University of Miami, Coral Gables, FL

Paper No. IMECE2009-12941, pp. 23-28; 6 pages
  • ASME 2009 International Mechanical Engineering Congress and Exposition
  • Volume 6: Emerging Technologies: Alternative Energy Systems; Energy Systems: Analysis, Thermodynamics and Sustainability
  • Lake Buena Vista, Florida, USA, November 13–19, 2009
  • Conference Sponsors: ASME
  • ISBN: 978-0-7918-4379-6 | eISBN: 978-0-7918-3863-1
  • Copyright © 2009 by ASME


One of the most common types of flow field designs used in proton exchange membrane (PEM) fuel cell is the serpentine flow field. It is used for its simplicity of design, its effectiveness in distributing reactants and its water removal capabilities. The knowledge about where current density is higher, under the land or the channel, is critical for flow field design and optimization. Yet, no direct measurement data are available for serpentine flow fields. In this study a fuel cell with a single channel serpentine flow field is used to separately measure the current density under the land and channel on the cathode. In this manner, a systematic study is conducted under a wide variety of conditions and a series of comparisons are made between land and channel current density. Results show that under most operating conditions, current density is higher under the land than that under the channel. However, at low voltage, a rapid drop off in current density occurs under the land due to concentration losses.

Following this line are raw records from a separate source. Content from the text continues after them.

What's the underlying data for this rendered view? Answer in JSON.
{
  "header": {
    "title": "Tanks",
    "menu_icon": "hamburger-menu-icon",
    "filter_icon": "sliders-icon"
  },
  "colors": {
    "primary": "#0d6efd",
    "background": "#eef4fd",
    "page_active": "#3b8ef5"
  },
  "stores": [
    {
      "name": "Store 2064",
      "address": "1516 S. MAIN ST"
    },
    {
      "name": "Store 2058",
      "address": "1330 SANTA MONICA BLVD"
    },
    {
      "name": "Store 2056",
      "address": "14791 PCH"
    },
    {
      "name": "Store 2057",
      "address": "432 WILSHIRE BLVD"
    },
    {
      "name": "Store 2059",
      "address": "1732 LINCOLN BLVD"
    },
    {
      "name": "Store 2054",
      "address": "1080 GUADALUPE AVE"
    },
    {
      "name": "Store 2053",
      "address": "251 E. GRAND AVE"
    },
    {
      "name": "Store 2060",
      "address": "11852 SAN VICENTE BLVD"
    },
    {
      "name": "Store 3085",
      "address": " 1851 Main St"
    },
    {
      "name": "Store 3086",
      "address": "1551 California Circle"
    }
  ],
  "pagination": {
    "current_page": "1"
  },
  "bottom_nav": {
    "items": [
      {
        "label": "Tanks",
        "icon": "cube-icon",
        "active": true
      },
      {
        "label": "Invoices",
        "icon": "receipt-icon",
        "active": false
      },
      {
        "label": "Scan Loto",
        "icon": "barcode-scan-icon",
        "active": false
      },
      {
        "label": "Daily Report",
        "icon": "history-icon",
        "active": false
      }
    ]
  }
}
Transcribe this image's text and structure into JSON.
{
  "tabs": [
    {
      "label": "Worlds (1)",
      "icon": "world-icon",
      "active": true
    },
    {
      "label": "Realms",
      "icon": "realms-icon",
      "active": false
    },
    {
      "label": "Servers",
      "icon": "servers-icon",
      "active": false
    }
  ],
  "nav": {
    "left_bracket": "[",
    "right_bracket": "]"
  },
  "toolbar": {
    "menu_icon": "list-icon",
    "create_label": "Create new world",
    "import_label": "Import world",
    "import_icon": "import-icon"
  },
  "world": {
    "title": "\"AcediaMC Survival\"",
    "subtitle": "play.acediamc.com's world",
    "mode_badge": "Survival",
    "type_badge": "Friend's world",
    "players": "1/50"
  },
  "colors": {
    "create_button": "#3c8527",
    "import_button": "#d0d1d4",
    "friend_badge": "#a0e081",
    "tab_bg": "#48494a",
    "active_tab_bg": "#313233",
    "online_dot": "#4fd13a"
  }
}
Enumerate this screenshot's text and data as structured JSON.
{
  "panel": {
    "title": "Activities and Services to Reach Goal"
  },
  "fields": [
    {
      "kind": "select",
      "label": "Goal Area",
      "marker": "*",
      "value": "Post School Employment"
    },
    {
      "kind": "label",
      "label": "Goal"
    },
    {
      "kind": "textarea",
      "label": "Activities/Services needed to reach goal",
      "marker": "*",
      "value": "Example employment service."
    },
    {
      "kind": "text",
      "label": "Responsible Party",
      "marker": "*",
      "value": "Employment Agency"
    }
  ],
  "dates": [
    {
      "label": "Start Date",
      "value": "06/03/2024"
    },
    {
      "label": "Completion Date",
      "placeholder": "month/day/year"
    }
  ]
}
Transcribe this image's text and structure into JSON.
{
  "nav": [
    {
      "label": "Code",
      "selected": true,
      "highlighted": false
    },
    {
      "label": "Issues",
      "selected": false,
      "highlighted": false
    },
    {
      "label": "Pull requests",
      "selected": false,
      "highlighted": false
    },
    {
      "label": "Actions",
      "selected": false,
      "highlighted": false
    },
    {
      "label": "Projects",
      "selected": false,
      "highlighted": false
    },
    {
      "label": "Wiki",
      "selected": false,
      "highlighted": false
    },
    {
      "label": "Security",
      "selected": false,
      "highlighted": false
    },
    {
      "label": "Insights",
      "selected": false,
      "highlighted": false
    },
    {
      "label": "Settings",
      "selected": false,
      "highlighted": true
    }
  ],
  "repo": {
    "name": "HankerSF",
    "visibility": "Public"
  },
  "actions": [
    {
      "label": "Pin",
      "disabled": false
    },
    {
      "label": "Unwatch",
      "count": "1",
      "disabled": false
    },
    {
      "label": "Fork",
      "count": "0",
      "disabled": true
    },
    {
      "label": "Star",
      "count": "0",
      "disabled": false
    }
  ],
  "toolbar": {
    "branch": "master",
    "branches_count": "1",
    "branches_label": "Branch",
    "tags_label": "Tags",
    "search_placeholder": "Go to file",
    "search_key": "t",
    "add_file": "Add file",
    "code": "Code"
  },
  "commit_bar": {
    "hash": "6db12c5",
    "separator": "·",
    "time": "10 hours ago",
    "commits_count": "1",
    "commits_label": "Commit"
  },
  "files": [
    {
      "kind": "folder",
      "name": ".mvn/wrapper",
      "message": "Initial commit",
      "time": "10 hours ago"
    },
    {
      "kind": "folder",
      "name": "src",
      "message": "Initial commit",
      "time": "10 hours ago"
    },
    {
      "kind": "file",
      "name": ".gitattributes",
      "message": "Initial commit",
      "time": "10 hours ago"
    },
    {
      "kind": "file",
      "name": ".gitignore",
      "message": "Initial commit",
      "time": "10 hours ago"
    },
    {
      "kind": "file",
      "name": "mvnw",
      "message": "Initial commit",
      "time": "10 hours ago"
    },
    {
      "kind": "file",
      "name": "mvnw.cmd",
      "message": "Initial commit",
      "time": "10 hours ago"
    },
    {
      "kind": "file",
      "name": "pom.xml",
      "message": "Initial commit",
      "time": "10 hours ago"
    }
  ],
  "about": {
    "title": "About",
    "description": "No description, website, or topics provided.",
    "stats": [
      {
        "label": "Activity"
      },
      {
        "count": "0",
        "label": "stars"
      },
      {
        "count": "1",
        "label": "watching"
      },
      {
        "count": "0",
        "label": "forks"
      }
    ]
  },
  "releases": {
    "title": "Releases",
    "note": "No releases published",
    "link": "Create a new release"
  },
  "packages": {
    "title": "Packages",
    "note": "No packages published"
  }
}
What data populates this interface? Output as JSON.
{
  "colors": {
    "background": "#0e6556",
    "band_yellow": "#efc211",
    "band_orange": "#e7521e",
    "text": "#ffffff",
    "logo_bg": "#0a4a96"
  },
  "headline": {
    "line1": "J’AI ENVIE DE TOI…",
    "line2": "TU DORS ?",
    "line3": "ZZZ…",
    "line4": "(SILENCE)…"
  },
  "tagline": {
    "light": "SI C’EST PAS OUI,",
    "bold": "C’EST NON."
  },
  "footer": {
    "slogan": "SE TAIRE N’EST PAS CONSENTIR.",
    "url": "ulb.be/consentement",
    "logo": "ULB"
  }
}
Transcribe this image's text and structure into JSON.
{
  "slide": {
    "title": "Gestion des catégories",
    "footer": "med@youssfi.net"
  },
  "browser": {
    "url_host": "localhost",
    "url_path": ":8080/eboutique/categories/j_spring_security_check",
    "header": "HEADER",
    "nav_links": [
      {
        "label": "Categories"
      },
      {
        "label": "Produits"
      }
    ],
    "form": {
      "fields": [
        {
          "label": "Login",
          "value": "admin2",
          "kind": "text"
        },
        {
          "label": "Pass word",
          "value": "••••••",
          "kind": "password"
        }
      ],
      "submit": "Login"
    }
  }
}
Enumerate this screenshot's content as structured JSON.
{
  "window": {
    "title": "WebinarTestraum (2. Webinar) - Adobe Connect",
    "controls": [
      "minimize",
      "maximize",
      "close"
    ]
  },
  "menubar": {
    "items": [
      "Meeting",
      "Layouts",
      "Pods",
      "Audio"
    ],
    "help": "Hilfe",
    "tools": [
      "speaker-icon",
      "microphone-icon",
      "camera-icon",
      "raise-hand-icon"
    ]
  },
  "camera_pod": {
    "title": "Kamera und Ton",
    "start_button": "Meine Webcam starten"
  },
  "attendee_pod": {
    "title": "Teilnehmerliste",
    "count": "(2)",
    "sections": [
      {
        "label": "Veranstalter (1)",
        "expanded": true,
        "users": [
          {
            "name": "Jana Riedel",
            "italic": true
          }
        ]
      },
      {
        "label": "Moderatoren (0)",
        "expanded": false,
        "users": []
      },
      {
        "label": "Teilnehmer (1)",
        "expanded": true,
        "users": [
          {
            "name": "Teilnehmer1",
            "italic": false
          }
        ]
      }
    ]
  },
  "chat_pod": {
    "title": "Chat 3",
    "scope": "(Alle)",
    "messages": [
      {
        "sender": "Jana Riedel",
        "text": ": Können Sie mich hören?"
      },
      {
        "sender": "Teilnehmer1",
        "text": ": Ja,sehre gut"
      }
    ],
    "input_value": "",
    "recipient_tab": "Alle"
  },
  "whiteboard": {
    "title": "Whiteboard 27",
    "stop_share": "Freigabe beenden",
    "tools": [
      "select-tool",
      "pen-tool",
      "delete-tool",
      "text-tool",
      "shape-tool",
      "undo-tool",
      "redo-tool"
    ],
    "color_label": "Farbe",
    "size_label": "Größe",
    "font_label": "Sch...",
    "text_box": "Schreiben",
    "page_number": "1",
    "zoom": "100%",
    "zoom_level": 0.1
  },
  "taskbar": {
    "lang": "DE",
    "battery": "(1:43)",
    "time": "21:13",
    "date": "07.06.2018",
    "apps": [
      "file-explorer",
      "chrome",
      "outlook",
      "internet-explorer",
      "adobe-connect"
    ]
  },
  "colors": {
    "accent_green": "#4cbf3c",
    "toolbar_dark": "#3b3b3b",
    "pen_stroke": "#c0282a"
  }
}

In order to investigate the cause of the variations of current density under the land and channel and series of ex-situ and in-situ experiments were conducted. In the ex-situ portion of the study, the contact resistance between the gas diffusion electrode (GDE) and the graphite flow plate were measured using an ex-situ impedance spectroscopy technique. The values of the contact resistance under the channel were found to be larger than that under the land. This implies that the contact resistance under the land and channel vary greatly, likely due to variations in compression under different section of the flow field. These variations in turn cause current density variations under the land and channel.